In 2007, long before most other big unions were interested, the UFCW began courting weed workers in California, cannabis’s biggest and most important battleground state. Back then, long before full legalization, working conditions varied wildly behind “Redwood Curtain,” far from the eyes of courts and labor regulations. There were beloved mom-and-pop operations where employees had personal chefs and massage therapists, and could earn a year’s wages from 3 months of trimming. There were also LED-lit nightmares where employees were paid in product, worked at gunpoint and female employees were sexually harassed or trafficked.

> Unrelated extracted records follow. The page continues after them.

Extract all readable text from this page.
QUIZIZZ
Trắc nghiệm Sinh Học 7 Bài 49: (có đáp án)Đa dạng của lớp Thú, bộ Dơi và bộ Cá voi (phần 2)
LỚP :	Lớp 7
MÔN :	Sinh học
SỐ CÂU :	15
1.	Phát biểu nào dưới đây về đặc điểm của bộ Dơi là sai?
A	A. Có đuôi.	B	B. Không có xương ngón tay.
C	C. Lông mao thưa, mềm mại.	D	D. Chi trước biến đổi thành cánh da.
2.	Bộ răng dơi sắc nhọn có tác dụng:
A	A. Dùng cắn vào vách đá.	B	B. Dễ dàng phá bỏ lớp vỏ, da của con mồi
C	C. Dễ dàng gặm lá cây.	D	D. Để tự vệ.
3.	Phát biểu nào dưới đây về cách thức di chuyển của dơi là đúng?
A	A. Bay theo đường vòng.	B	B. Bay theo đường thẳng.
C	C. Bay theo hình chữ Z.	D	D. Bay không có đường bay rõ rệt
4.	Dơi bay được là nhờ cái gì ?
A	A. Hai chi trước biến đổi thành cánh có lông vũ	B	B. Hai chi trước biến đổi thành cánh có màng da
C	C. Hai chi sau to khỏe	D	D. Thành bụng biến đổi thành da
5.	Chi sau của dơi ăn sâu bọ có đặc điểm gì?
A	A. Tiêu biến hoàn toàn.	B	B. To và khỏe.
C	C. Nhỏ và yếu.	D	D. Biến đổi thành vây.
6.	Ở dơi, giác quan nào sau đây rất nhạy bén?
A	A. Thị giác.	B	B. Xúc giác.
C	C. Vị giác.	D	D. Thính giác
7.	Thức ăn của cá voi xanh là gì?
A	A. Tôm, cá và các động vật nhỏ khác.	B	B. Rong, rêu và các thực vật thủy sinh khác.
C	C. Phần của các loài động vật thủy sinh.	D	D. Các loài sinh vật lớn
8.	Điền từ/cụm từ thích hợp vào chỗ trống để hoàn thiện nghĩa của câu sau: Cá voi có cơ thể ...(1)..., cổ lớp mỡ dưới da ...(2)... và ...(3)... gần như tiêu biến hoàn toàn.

We looked at the cannabis industry and said the union could use its political power to bring forward the good players out of the black market, and bring some credibility and establish a legitimate industry,” says Jim Araby, of Northern California’s UFCW Local 5. Other UFCW chapters followed suit, hoping they could use marijuana to create good jobs and business ownership instead of prisoners.

“Our members live in communities that have been disproportionately affected by the War on Drugs,” says Nikki Kateman from RWDSU/UFCW Local 338, which works in New York state. “We want to right the wrongs our members have experienced.”

By 2011, the union launched a national cannabis organizing campaign, and advocates say partnering with a national labor organization finally got politicians to trust them because it meant officials were working with a familiar partner. “Having them participate in a lot ways helped to legitimize cannabis in the eyes of some of our legislators,” says Kristin Nevedal, executive director of the International Cannabis Farmers Association and member of the California Bureau of Cannabis Control’s cannabis advisory committee. She has worked on multiple statewide policy efforts alongside UFCW. “[Unions] had these relationships that as patient advocates we hadn’t established. These are decades-long relationships with governments.”

The union also provoked the National Labor Relations Board into clarifying its stance on cannabis worker protections. According to Myrna L. Maysonet, a labor attorney at law firm Greenspoon Marder LLP, the Board had been cautious about getting involved with marijuana businesses until the UFCW came along. “For the longest time, the NLRB wasn’t stepping in because selling marijuana was illegal, and how can you protect rights that are illegal?” she said.

In 2013, the UFCW backed employees of Wellness Connection of Maine, a medical marijuana distributor, who complained of health hazards and union-busting from management. Wellness Connection settled with the workers, but in the course of the dispute, the NLRB issue a 2013 advisory memo concluding that cannabis workers are protected by labor laws. This, according to the UFCW, was a national first. (The NLRB declined to comment on its current policy.)